Editor’s Note: This was originally published in 2018. Karen’s latest KelbyOne course, The Complete Guide to Fall Photography, was just released, so be sure to check it out!
Love and awe.
Two of my favorite concepts in all of art and Life itself.
Oh, also pithy. I freakin’ love that word. It means: “a language or style that is concise and forcefully expressive.” Yeah, pithy is cool. And fun to say!
Scott Kelby… thank you for providing a place for all three of my favorite things to thrive in uncountable ways. And I don’t just mean for me – I mean for everyone who loves photography and learning. You are indeed a force of nature for Good.
BTW… I still get such positive comments about this episode of “The Chat” (a show I self-produced a few years ago, just for fun), from all the way back in 2014, I wanted to re-share it here. It was a revelation…
Which brings us in perfect full-circle manner back to Love and Awe; two of the most powerful creative forces in the universe.
Photography is Love Made Visible
That’s a statement, isn’t it? I could also say that “Art” is love made visible. Or creativity, period – if it results in something that is actually visible.
In my opinion, if you want to take a beautiful, defining image that speaks from your soul, you have to fall in love with it. Madly, truly, deeply in love.
A picture is a poem without words. -Horace
People sometimes think I’m a little “woo-woo” about all this. They (mistakenly) think I don’t focus on the technical aspects of photography.
At a certain point in my life, I got busy and focused so MUCH on the technical aspects of my photography that it simply doesn’t lead the show anymore. Sufficiently internalized, technique becomes like muscle memory in photography, just as it does in sports. It’s just there, like a car with a full tank of gas, engine humming, waiting to see where to next. Which, in turn, frees you to focus upon the feeling, vision or the message of your art. I call it: Technique in Service of Vision.
Of course, if a new technique were to present itself that I really wanted to master, then I’d get busy! I’d practice it, repeat it, over and over, till it was embedded into my nervous system, so that I could speak fluently in its language without thinking about it. Only then could I spontaneously create with it.

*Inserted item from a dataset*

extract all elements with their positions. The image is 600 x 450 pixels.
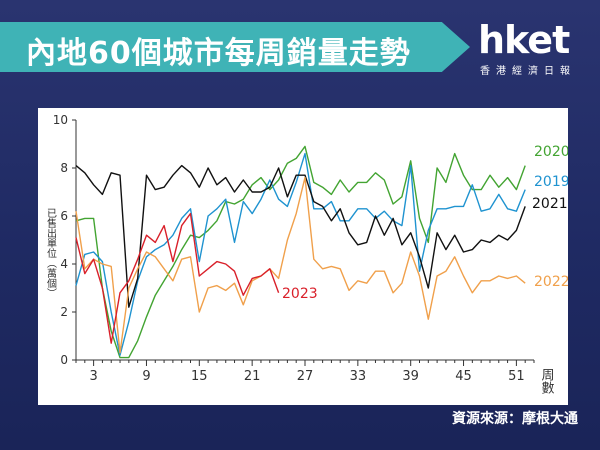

Mastering technique so you can go do cool stuff with it was basic to every sport and artistic discipline I’ve done to a high level, whether it was acting, singing, figure skating, equestrian sports, downhill skiing, voiceovers. I’m a great believer in “technique will set you free” in most disciplines. But only if it’s set into its proper place; which is “in service of” performing said discipline in a signature fashion – and not as an end unto itself.